Regardless of where you look Austerity is taking its toll across the County of Kent. Whether it be rent arrears caused by Universal Credit, a lack of transport causing isolation, loneliness, rough sleeper numbers, child poverty, mental health, or our libraries, all have been affected by a deliberate tory policy of austerity.
What the Shepwayvox Team has evidenced locally in our County across the four years we have been in existence, the UN extreme poverty and human rights reportconfirms across the rest of the UK too.
The “endlessly repeated” mantra about rising employment overlooks that “close to 40% of children are predicted to be living in poverty two years from now, 16% of people over 65 live in relative poverty and millions of those who are in work are dependent upon various forms of charity to cope”, he said.
Earlier this month, the Shepwayvox Team evidenced via the chart below that long term child poverty has risen from 1 in 5 children to more than 1 in 3 children in parts of Kent. When one drills into the data at electoral ward level, it shows that over half, or nearly half of children are living in poverty in parts of certain electoral wards of Kent.
Such local evidence supports what Philip Alston, the UN rapporteur on extreme poverty, has said.
Regarding Universal Credit, one can see what a failure it truly is just by looking at East Kent Housing (EKH) rent arrears, caused by the Universal Credit delays to peoples rent. This has led to an unprecedented rise in rent arrears. So much so Universal Credit rent arrears make up 46% of the rent arrears owed to EKH. To put that in understandable terms, rent arrears by Universal Credit EKH tenants was £1,030,263 out of £2,237,915 owed to East Kent Housing at the end of Dec 2018.
The national picture shows that half of all council tenants across 105 local authorities who receive the housing element of universal credit – which replaces housing benefit – are at least a month behind on their rent, with 30% two months behind.
By contrast, less than 10% of council tenants on housing benefit are a month behind on their rent, with under 5% running more than two months behind.

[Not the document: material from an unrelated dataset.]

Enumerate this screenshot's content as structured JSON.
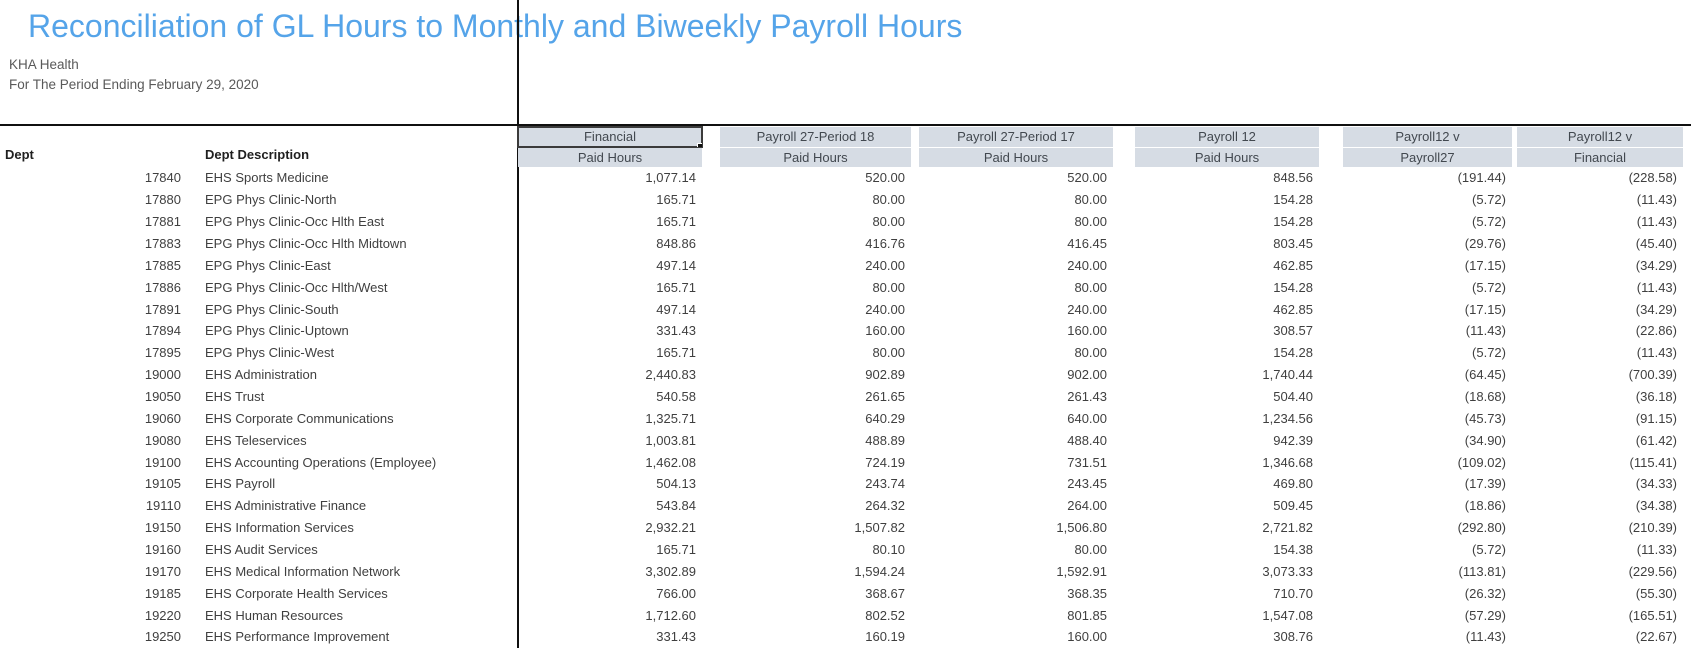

We understand that EKH do not evict tenants on Universal Credit who have fallen behind in their rent due to issues with late payments or no payments.
Universal Credit is a expensive failing monster and Philip Alston, the UN rapporteur on extreme poverty has said:
“It might seem to some observers that the department of work and pensions has been tasked with designing a digital and sanitised version of the 19th-century workhouse, made infamous by Charles Dickens.”
Let’s not forget Transport, especially in rural areas, which we know, and you know should be considered as an essential service, equivalent to water and electricity. This government ought regulate the sector to the extent necessary to ensure that people living in rural areas are adequately served. After all as we reported in June 2018, KCC have subsidised Stagecoach to the sum of £132 million between 2010 and 2018.
The UN extreme poverty and human rights reportslams the government’s austerity programme, with criticisms of “shocking” rises in the use of food banks and rough sleeping – which has risen in nearly all districts of Kent – falling life expectancy for some, the “decimation” of legal aid, the denial of benefits to the severely disabled, falling teachers’ salaries in real terms and the impoverishment of single mothers and people with mental illness.
Alston said austerity had “deliberately gutted” local authorities, shrinking library, youth, police and park services to the extent that it was not surprising there were “unheard-of levels of loneliness and isolation”. Social-isolation-and-loneliness-in-Kenthas been mapped by Kent Public Health Observatory and evidences that over time this has become a growing issue.
Philip Alston, the UN rapporteur on extreme poverty said in his report:
Abandoning people to the private market in relation to a service that affects every dimension of their basic well-being is incompatible with human rights requirements.
He goes onto say about the incumbent government
Thomas Hobbes, who memorably claimed that without a social contract, life outside society would be “solitary, poor, nasty, brutish, and short.” The risk is that if current policies do not change, this is the direction in which low-income earners and the poor are headed. Loneliness rates have soared in recent years and life expectancy rates have stalled in the United Kingdom, with the latest statistics showing a sharp drop in the annual improvement that has been experienced every year since the records began, and an actual drop for certain groups.
So all the evidence at a Kent level wholeheartedly supports the UN’s report and conclusions. The continuing use of austerity (first started in 2010) by the Conservatives is causing misery to untold tens of thousands of children and adults across our county. There is nothing inevitable or normal about loneliness, isolation, child poverty, hunger and rent arrears through no fault of ones own in a county as rich as ours. It’s an outrage that must be challenged.